Monday, November 13, 2006

Is Lost a lost cause?

This guy says Lost is doomed to failure because it can never solve its mysteries. He's calling for a limited-run format so a story can have a conclusion and not keeping dangling myateries. I think this is a great idea, but it'll never get past Hollywood.

We need the TV equivalent of a novella: the limited-run show. Series driven by a central mystery (Twin Peaks, The X-Files) peter out precisely because they have indefinite life spans. The writers are forced to serve up red herrings until the shows choke on their own plot twists.

7 comments:

Mkae said...

Wouldn't 24 fall into that category?

Shocho said...

That guy said (you DID read the article, right?) that 24 was a "cliffhanger" and not a "mystery" and that's why it works and perseveres.
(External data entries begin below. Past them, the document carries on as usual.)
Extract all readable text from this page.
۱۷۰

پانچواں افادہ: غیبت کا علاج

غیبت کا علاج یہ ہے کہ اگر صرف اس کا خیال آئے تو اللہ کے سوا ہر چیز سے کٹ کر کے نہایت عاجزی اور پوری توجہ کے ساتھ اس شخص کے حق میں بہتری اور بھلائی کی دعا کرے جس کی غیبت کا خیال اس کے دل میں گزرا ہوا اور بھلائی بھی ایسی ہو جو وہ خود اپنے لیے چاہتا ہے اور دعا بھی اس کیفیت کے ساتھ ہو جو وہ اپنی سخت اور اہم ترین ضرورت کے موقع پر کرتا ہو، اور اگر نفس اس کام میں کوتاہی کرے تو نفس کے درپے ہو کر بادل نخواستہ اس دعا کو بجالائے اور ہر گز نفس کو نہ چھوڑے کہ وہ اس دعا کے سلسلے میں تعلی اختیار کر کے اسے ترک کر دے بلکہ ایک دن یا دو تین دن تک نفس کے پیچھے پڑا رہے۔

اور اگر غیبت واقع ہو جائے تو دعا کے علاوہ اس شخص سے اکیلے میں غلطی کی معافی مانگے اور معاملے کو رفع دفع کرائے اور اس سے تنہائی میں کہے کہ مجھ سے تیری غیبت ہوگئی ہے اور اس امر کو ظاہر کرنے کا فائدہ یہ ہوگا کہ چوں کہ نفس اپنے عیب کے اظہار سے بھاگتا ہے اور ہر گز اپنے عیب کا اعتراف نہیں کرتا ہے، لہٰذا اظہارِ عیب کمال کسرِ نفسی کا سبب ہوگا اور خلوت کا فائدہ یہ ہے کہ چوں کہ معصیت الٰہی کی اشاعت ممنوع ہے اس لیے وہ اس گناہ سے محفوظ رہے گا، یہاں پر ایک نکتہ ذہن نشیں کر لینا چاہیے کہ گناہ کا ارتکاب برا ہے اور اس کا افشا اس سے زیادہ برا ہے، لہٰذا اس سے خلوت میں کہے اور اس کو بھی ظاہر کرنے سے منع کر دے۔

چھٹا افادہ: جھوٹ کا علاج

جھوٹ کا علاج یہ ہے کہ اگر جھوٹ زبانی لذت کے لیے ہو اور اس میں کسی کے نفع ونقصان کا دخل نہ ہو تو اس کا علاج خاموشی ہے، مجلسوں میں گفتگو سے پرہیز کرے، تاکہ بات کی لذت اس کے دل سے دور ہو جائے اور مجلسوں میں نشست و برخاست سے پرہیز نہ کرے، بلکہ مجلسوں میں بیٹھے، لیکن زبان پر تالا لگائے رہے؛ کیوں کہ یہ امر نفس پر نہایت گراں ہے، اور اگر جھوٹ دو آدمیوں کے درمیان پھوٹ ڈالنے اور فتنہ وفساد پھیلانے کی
Although I think its ratings have been declining as well.

DavĂ­d said...

I could not agree more with him. I have long said that certain shows (the X-Files being the first one) need to have a planned out story that lasts over a number of episodes.

No, it will never happen.

Anonymous said...

Babylon 5 was probably the closest "success", although even that got nuked by the threatened cancellation at season 4.

DEATH_BY_MONKEYS said...

24 season 3 would. That season was crap in every way. The other 4 seasons were all amazing. They need to end it after this year and just do a few movies or else introduce someone as cool as Jack to carry on the show. I just don't think that's possible though.

I liked the last season of X-files but all the mystery stuff went on WAY to long. I won't watch Lost cause I always thought it was a 1 year show dragged out to long anyway.
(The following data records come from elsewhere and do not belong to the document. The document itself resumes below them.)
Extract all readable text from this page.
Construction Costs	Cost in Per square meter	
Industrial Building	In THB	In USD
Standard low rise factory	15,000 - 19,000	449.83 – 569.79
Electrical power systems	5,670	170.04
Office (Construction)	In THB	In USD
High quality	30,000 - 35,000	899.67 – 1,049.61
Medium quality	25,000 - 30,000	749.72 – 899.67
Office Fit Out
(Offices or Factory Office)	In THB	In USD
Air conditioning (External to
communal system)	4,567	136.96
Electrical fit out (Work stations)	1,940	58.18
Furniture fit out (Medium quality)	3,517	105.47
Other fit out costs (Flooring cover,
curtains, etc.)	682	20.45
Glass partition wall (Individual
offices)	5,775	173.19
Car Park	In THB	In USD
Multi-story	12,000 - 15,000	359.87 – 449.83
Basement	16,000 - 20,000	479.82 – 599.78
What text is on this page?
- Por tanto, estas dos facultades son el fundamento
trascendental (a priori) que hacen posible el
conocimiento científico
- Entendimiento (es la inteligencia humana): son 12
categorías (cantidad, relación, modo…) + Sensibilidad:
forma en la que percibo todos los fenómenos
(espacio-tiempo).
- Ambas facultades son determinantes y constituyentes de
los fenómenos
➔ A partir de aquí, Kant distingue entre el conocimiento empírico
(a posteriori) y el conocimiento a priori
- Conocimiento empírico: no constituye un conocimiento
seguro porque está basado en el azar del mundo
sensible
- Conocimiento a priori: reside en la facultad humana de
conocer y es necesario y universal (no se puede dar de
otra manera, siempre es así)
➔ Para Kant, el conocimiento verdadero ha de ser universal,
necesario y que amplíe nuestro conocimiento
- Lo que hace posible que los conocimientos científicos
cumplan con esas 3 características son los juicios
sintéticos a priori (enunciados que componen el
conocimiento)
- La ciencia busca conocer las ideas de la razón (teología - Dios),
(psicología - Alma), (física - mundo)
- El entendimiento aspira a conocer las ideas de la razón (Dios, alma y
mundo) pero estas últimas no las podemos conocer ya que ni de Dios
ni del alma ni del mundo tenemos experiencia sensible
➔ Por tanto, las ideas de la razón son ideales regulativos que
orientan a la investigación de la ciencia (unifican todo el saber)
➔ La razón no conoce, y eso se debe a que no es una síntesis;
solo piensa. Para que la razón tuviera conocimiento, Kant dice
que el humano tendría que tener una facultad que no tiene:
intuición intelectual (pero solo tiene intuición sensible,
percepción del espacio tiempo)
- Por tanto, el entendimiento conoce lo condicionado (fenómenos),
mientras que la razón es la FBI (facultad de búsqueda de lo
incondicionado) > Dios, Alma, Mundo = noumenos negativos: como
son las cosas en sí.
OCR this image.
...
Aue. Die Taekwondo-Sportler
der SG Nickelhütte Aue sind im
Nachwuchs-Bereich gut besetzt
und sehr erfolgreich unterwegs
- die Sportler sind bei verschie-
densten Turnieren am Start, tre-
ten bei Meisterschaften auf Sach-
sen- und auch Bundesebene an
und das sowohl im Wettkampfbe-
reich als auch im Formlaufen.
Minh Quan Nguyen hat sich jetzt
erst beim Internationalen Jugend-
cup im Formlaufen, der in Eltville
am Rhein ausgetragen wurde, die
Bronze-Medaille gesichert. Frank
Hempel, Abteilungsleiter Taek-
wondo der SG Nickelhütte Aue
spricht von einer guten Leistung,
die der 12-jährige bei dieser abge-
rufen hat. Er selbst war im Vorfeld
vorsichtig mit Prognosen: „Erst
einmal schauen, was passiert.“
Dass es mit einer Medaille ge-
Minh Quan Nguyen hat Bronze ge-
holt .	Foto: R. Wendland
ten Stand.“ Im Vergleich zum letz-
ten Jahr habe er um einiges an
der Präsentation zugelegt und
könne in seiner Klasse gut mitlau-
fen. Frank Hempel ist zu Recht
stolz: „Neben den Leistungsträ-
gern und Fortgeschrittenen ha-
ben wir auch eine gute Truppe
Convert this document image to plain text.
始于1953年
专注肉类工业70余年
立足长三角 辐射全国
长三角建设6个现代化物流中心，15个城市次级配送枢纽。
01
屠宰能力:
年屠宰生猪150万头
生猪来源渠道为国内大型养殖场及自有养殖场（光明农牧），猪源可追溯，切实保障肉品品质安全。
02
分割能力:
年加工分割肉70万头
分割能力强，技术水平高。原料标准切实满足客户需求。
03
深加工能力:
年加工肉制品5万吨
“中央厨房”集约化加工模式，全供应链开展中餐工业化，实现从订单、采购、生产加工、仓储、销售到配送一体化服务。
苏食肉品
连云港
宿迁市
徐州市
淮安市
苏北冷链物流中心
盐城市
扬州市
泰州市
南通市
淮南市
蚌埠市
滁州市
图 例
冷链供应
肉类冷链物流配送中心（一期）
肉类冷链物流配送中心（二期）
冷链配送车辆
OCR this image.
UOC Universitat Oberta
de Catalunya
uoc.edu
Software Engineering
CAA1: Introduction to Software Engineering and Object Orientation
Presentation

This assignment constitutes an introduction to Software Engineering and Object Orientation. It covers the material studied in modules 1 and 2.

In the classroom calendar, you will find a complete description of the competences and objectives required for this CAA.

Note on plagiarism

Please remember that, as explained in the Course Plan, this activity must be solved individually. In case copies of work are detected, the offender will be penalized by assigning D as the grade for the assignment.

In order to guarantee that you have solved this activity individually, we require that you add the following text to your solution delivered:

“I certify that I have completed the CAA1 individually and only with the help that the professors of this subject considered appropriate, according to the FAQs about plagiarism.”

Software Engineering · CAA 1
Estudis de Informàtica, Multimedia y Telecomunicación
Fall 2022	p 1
Enterprise did the planning really well for it's stories until the network killed it.

Kathy said...

Just look at seasons of shows (or the length of the show's run in total) in other countries.

Anime series are finite and usually fairly short. British series (Doctor Who and EastEnders excepted) usually don't run for more than a couple of "seasons" and those usually are comprised of little more than a dozen shows.
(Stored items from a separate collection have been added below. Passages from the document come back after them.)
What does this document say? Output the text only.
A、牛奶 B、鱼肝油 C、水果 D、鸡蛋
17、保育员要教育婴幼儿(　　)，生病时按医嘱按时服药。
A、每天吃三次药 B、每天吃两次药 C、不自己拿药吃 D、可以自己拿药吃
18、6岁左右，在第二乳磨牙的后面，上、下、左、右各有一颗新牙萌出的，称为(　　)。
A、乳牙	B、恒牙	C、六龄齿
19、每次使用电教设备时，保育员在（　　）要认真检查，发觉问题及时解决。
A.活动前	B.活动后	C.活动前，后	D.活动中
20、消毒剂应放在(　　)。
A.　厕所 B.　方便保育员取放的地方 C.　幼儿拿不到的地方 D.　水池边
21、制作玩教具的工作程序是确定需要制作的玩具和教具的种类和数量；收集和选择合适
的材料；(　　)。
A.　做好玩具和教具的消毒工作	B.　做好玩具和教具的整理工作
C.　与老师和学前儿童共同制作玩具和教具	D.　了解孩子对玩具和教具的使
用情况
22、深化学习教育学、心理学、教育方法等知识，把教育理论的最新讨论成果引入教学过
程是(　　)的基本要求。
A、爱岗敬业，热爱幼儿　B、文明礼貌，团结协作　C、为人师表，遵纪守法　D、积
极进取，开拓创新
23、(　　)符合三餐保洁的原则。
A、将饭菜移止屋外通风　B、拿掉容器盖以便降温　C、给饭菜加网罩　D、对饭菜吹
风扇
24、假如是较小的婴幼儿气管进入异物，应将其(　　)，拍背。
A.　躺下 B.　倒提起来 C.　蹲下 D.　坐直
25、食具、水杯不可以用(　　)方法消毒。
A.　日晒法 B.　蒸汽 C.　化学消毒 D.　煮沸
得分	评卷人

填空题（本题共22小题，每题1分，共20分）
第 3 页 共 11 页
X-Files, for example, would have been a much better story if there had been about 40-50 episodes total, most of those being monster of the week.

The reason that other shows like 24 and Veronica Mars "work" better is that each major mystery is finite and is resolved at the end of the season, then we follow the characters into a new mystery. It's the best of both worlds, where you keep the characters the audience is attached to, but you're able to tell tighter stories and show character growth all at the same time.

DEATH_BY_MONKEYS said...

I think the only problem with 24 is they killed of WAY to many characters without introducing enough new ones. I think this season will be too many new ones (Kinda like season 3) and be a little overloaded. On the other hand Jack will be killing people so I will forgive them.